INEFFICIENT FARMS
“JOINT STOCK” ALTERNATIVE. Mr. A. Bridges, deputy director of the Oxford University Agricultural Economic Research Institute, stated, in an address to the Fouth International Conference of Agricultural Economists at St. Andrews last month that many farms were too small to be efficient. He suggested that larger holdings might be developed by companies on the joint stock principle. Agriculture, he said, had made great progress in technique in recent years. Within the limits of its present organisation it was reasonably efficient. But when the structure of the organisation was considered, he doubted whether any progress had been made.

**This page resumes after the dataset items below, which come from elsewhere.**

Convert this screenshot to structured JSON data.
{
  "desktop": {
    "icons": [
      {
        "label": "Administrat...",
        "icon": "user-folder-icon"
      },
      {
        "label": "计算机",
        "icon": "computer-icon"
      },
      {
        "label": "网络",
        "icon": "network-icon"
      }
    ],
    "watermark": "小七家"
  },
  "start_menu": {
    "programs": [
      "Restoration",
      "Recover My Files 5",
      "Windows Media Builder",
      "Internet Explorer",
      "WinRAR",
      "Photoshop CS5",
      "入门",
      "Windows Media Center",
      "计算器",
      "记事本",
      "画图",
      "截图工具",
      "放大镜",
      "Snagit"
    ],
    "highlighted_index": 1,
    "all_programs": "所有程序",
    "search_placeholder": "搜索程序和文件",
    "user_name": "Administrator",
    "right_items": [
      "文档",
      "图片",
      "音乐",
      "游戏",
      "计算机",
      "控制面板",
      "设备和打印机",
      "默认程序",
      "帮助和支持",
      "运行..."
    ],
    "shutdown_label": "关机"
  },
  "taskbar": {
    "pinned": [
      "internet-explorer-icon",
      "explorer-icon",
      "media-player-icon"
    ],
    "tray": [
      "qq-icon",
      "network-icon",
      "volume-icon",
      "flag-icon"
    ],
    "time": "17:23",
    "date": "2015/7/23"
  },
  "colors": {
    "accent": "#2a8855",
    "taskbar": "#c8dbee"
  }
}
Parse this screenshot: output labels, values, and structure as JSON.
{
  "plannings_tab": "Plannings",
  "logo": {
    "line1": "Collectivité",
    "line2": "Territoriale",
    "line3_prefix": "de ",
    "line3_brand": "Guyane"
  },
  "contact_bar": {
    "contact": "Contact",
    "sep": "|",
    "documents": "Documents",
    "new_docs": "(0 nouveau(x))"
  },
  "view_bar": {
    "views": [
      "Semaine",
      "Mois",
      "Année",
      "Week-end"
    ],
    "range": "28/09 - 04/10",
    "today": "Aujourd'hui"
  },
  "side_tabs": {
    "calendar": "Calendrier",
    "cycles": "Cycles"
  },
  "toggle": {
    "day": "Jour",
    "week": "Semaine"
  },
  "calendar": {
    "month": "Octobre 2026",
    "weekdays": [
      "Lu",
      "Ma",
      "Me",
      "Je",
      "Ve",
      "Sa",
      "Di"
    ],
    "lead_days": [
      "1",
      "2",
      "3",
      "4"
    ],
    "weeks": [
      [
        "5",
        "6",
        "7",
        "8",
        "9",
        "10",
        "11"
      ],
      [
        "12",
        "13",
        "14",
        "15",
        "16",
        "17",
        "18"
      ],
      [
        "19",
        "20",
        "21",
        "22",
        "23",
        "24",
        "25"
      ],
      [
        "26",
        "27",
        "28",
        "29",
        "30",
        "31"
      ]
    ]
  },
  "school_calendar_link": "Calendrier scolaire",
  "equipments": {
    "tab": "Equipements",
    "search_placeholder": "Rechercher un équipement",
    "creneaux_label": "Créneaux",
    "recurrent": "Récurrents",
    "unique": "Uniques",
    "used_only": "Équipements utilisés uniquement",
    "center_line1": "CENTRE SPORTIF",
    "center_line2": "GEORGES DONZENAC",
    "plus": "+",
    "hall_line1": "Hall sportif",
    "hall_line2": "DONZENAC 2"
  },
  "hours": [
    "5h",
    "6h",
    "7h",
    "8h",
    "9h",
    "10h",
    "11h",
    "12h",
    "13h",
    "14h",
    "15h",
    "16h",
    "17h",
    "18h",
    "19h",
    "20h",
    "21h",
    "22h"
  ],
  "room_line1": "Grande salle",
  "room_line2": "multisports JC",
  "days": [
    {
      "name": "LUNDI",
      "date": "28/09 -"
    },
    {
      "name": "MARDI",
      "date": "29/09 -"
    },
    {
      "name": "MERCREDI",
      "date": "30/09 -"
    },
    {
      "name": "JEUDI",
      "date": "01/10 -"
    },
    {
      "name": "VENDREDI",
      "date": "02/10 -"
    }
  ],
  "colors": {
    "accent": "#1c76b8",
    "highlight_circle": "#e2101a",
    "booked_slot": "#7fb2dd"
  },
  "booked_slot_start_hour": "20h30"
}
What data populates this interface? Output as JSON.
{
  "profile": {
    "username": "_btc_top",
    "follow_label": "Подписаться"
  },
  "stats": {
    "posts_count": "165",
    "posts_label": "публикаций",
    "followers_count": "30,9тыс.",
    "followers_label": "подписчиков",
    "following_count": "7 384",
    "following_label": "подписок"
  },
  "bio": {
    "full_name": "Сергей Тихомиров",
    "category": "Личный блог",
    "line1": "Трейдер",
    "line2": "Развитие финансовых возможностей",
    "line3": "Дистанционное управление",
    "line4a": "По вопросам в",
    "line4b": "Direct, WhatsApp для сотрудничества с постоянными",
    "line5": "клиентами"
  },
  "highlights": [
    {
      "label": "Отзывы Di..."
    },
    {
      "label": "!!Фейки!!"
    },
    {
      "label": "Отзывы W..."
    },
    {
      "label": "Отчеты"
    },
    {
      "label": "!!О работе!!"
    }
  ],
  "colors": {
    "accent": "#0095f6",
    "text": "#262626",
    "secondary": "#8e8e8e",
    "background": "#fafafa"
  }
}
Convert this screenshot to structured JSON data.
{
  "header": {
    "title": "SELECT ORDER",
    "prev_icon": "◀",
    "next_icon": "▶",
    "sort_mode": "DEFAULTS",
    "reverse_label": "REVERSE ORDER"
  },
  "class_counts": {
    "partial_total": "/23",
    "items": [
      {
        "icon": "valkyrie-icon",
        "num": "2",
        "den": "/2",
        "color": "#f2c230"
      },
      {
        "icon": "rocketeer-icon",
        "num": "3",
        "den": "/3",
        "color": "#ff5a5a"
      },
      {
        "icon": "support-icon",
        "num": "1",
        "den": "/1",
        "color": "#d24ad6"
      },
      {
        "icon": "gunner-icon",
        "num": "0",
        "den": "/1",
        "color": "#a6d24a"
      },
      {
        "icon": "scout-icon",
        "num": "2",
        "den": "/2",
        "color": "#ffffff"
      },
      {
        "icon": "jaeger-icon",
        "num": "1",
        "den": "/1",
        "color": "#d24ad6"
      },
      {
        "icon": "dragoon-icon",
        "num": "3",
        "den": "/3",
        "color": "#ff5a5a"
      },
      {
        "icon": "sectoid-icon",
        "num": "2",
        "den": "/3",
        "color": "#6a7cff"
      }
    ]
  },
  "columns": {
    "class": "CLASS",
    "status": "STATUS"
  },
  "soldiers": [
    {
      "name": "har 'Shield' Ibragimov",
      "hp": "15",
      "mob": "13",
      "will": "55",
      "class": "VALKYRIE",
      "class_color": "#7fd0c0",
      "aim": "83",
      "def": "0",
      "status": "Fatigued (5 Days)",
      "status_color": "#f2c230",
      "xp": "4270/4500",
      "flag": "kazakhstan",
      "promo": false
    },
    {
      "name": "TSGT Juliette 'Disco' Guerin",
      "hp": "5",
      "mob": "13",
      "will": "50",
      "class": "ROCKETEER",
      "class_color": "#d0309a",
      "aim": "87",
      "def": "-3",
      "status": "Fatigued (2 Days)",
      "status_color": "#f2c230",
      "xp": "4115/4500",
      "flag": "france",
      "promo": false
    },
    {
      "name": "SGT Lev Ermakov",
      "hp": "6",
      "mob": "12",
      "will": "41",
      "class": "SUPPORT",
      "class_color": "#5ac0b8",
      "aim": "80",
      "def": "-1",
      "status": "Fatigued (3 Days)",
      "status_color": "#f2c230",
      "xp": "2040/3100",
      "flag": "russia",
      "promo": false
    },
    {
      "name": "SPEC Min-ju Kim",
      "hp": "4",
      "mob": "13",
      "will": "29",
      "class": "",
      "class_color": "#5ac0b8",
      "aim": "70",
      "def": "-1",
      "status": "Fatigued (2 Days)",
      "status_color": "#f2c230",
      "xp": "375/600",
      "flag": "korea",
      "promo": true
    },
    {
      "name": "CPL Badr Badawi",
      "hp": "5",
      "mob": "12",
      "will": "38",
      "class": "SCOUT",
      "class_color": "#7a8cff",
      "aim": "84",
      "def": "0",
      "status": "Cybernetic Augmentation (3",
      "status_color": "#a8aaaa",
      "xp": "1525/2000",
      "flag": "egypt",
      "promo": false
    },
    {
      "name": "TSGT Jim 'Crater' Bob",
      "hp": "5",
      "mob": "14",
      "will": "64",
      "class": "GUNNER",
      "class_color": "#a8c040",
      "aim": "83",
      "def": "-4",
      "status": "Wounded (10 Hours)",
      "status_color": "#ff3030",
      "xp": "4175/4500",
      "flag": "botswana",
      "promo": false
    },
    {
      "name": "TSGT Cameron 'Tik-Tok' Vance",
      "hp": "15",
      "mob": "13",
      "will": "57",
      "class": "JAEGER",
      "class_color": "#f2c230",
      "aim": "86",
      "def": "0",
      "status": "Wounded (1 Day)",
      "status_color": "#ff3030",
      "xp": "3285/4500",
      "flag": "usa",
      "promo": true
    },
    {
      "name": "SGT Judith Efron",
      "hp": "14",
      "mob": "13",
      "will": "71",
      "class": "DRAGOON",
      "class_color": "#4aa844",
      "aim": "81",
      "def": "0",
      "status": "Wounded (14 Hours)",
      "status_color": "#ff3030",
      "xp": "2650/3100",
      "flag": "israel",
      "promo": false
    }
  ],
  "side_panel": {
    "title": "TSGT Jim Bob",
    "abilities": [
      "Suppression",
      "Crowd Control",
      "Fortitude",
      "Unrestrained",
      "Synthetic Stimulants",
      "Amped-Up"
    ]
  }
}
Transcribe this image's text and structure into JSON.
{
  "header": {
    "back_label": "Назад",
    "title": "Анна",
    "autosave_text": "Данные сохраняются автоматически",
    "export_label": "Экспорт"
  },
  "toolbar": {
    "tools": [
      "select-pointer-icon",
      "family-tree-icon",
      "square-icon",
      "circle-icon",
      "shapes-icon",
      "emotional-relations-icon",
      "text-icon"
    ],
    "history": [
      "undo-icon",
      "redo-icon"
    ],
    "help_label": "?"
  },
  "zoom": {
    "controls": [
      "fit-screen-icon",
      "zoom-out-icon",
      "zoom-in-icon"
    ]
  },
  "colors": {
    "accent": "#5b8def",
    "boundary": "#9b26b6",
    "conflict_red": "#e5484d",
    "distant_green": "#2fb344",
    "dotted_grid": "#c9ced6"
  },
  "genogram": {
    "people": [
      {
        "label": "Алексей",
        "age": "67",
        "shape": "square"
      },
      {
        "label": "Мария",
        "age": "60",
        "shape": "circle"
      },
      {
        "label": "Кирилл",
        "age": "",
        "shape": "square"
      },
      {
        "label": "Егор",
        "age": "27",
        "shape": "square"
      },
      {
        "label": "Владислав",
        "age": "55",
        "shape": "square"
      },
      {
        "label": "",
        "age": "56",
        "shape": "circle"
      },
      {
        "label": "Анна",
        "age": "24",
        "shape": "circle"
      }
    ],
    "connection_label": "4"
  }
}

“Is it not true,” he asked, “that because of the too great division of holdings, by the methods of individual capital and control, and by difficulties associated with labour organisation, the capital costs and maintenance of the permanent and temporary equipment in agriculture are too high, man power is wasted, the primary marketing of farm products is too costly, and the industry generally is not as efficient as it might be?” The organisation of agriculture on a joint stock basis with larger units, would probably mean that fewer people would be on the land but it should increase production. Greater profitability in the industry would attract more capital, and that in turn should mean a greater intensity of farming, and, perhaps in the long run some rise in man power from the lower level to which it would have been reduced in the first instance. It should be recognised that to accomplish an increase in the size of holdings necessary to give scope for modern ideas of production, a revolution in organisation of farming would be involved. In England and Wales, taking only 500 acres as a size to secure efficiency in production, the number of holdings would have to be reduced from 584,000 to some 50,000.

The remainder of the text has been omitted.